Rap music is far and away the most graphic and controversial style of music that has ever graced the ears of listeners. And now, thanks to the researchers over at Best Tickets Blog (and the writers at Pigeons & Planes), we have a definitive list of which albums teenagers should turn to if they really want to freak their parents out.
Image Credit: Best Tickets Blog
Researchers over at Best Tickets Blog recently compiled the most profane of popular rap albums. They analyzed five of the most influential albums from each year of 29 years of rap history, and found that across those 145 albums, listeners have heard a total of 31,564 curses (or 217.7 swears per album).
But a strange trend emerged from the data: As it turns out, the most profane albums on the list were also clearly the best. Though all examined were influential, the density of swears on an album seems to correlate pretty well with its importance.
Take N.W.A., for example. They had a particularly important role in shaping the history of rap profanity: They popularized the use of the n-word. Before the group hit the scene in the late '80s/early '90s, the word had only appeared in a handful of songs. However, after 1991, when Niggaz4life was released, the "average n*gga frequency" never dropped below two occurrences per song.
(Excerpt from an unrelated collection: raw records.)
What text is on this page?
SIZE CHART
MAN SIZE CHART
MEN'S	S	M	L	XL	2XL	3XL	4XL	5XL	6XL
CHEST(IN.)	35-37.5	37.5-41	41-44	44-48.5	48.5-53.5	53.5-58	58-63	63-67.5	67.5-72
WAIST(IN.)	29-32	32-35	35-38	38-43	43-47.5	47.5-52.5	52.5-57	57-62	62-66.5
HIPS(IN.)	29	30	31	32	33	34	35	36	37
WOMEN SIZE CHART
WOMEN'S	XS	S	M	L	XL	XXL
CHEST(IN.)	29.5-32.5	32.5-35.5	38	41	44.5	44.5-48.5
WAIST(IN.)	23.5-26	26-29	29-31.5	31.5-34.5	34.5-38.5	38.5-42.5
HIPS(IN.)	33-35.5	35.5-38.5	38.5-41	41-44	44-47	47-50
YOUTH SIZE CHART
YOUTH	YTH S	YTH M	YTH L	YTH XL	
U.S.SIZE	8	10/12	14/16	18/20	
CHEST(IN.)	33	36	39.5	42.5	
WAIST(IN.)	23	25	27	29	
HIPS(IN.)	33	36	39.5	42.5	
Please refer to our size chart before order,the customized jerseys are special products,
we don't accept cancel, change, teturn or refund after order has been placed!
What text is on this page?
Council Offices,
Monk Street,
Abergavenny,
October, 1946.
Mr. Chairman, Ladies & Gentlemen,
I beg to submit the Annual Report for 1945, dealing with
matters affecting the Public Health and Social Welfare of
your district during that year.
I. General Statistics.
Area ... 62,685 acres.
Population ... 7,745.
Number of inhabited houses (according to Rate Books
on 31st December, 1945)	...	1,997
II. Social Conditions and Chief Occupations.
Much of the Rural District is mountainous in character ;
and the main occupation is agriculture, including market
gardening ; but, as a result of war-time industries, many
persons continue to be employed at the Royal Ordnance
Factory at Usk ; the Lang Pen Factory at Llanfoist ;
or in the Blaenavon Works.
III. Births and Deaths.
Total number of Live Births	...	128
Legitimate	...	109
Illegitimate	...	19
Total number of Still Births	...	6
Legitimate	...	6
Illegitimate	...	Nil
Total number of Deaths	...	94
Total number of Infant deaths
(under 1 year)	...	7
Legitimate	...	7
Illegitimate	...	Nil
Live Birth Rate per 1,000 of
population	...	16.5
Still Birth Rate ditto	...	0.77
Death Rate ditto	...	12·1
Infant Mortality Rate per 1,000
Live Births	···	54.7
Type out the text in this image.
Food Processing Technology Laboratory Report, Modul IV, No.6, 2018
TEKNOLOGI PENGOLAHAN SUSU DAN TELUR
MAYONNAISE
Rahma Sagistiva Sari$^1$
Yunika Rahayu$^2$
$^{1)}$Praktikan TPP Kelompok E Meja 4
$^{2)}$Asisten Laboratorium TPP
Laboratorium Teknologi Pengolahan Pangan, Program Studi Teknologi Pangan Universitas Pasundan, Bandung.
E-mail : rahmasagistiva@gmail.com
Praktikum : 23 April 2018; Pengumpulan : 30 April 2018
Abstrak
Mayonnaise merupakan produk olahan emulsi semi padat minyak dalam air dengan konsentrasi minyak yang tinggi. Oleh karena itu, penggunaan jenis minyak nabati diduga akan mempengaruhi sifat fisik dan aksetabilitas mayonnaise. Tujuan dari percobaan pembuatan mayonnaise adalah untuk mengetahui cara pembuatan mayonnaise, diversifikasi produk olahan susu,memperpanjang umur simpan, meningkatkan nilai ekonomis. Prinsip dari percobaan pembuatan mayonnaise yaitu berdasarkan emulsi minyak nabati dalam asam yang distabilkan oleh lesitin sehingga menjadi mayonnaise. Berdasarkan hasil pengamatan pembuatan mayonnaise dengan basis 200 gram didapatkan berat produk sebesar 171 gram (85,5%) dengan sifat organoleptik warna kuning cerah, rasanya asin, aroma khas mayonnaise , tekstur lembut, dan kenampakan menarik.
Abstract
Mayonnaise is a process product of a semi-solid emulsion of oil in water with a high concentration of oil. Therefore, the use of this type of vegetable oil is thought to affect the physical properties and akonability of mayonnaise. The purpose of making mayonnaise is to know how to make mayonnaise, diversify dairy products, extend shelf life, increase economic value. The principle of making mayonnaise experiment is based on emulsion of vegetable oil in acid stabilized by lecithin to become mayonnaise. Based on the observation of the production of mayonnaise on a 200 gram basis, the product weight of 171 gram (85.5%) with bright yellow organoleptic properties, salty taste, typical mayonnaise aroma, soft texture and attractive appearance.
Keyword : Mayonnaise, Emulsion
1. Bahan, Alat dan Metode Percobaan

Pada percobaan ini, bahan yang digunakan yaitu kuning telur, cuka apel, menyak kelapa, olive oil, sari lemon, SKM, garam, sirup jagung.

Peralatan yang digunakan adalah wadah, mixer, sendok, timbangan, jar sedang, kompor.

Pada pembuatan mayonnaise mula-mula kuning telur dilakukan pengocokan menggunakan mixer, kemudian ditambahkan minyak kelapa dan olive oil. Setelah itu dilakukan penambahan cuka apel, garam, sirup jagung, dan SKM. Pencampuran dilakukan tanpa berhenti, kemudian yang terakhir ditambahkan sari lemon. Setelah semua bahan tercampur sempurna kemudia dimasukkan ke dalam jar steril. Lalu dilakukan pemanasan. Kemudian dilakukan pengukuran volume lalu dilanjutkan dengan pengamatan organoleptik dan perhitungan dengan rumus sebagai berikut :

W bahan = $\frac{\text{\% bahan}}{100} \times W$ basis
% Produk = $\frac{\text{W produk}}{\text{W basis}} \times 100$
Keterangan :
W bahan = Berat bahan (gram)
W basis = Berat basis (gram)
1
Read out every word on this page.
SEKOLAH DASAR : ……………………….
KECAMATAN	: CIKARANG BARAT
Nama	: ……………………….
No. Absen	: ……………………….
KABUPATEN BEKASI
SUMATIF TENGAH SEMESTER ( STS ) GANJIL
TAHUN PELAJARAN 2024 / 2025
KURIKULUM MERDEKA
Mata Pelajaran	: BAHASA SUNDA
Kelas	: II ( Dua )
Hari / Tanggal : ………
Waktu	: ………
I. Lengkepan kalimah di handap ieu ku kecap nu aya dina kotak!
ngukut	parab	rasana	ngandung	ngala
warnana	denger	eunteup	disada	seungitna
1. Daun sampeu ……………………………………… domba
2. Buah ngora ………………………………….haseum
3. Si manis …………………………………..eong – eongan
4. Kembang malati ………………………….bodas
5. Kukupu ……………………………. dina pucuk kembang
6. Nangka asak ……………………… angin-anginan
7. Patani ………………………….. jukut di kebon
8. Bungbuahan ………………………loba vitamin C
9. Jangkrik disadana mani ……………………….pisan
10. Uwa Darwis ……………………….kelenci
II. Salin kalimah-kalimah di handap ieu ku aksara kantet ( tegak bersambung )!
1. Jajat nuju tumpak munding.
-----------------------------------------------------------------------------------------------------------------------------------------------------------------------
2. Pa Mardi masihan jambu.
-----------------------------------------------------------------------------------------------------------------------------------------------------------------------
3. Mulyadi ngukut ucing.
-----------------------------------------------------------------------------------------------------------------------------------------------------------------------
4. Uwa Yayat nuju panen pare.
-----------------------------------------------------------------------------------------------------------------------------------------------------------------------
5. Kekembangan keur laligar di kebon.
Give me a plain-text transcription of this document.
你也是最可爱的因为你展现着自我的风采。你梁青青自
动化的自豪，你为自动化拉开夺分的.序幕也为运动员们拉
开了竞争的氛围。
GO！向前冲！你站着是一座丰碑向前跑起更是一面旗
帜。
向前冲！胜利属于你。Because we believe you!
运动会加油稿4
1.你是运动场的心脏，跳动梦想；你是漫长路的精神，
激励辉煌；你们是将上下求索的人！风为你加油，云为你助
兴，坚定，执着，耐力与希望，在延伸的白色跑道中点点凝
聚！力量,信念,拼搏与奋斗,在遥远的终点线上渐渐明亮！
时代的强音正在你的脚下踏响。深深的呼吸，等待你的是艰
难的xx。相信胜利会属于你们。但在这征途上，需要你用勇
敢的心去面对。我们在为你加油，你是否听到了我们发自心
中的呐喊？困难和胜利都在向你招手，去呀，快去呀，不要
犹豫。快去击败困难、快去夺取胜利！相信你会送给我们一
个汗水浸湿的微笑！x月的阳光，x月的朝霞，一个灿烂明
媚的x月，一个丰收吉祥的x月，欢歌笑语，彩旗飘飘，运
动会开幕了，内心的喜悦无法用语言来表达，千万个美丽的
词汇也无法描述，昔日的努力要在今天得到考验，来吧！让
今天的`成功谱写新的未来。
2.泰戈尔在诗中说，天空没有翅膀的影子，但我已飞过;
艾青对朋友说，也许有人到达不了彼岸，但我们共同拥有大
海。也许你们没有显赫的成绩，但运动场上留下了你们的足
It sounds like a joke, but that was actually a breakthrough for hip-hop. The lyrics off the album's title track, "Niggaz 4 Life," are structured to address the group's incessant cursing. The song opens with a bunch of audio clips of critics reacting to N.W.A.'s use of the word "n*gga": "Why you brothers insist on usin the word nigga? ... Don't you know that's bringin down the black race?"
Each one of the members of the group starts their verse addressing the question "Why do I call myself a nigga, you ask me?" before tearing it up with some of the most famous verses in rap history.
MC Ren reels in with: "Well it's because motherfuckers wanna blast me / And run me outta my neighborhood / And label me as a dope dealer yo, and say that I'm no good."
And then Dr. Dre follows him with: "I guess it's just the way shit has to be / Back when I was young gettin a job was murder / Fuck flippin burgers, cause I deserve a / Nine-to-five I can be proud of, that I can speak loud of / And to help a nigga get out of."
So curses aren't just curses, then: They're the only effective way to represent the frustration, outrage and inequality inherent in the black man's position in the American ghetto. It's no coincidence that the list's most profane album, Tupac's All Eyez On Me, is also one of the greatest hip-hop albums ever made. When Pac rapped "I'm movin you stupid bitches, vicious telekinesis / Am I reachin your brain?" he knew full well how many swears "vicious telekinesis" required.
But for a long time, swears in hip-hop have been seen as something shameful. Rev. Al Sharpton led one of the biggest, most publicized protests against the use of profanity in rap with his "March for Decency" in New York back in May 2007. He described his aims at a press conference: "I think it is important that we make a strong appeal as consumers to demand standards that will not offend us or dehumanize us based on race, gender or any other category."
But all real rappers knew that he was missing the point. Jay-Z, king of kings, called him out on his song "Say Hello":
"And if Al Sharpton is speaking for me,
Somebody get him the word and tell him I don't approve.
Tell him I'll remove the curses
If you tell me our schools gon' be perfect."
He knew well that imagining rap music without curses is as difficult as imagining impoverished areas with fully outfitted public schools. It's doubtful that sanitizing the language of rap would help public school funding come faster — actually, aid might come more slowly if there weren't a cultural sense of urgency surrounding it.
That urgency exists because rappers like Tupac hadn't forced our culture to listen by making the kind of bold statements that Sharpton wants to get rid of. If those statements were anesthetized, they would never have been heard. Profanity isn't just anger. It's a key to the art's social significance.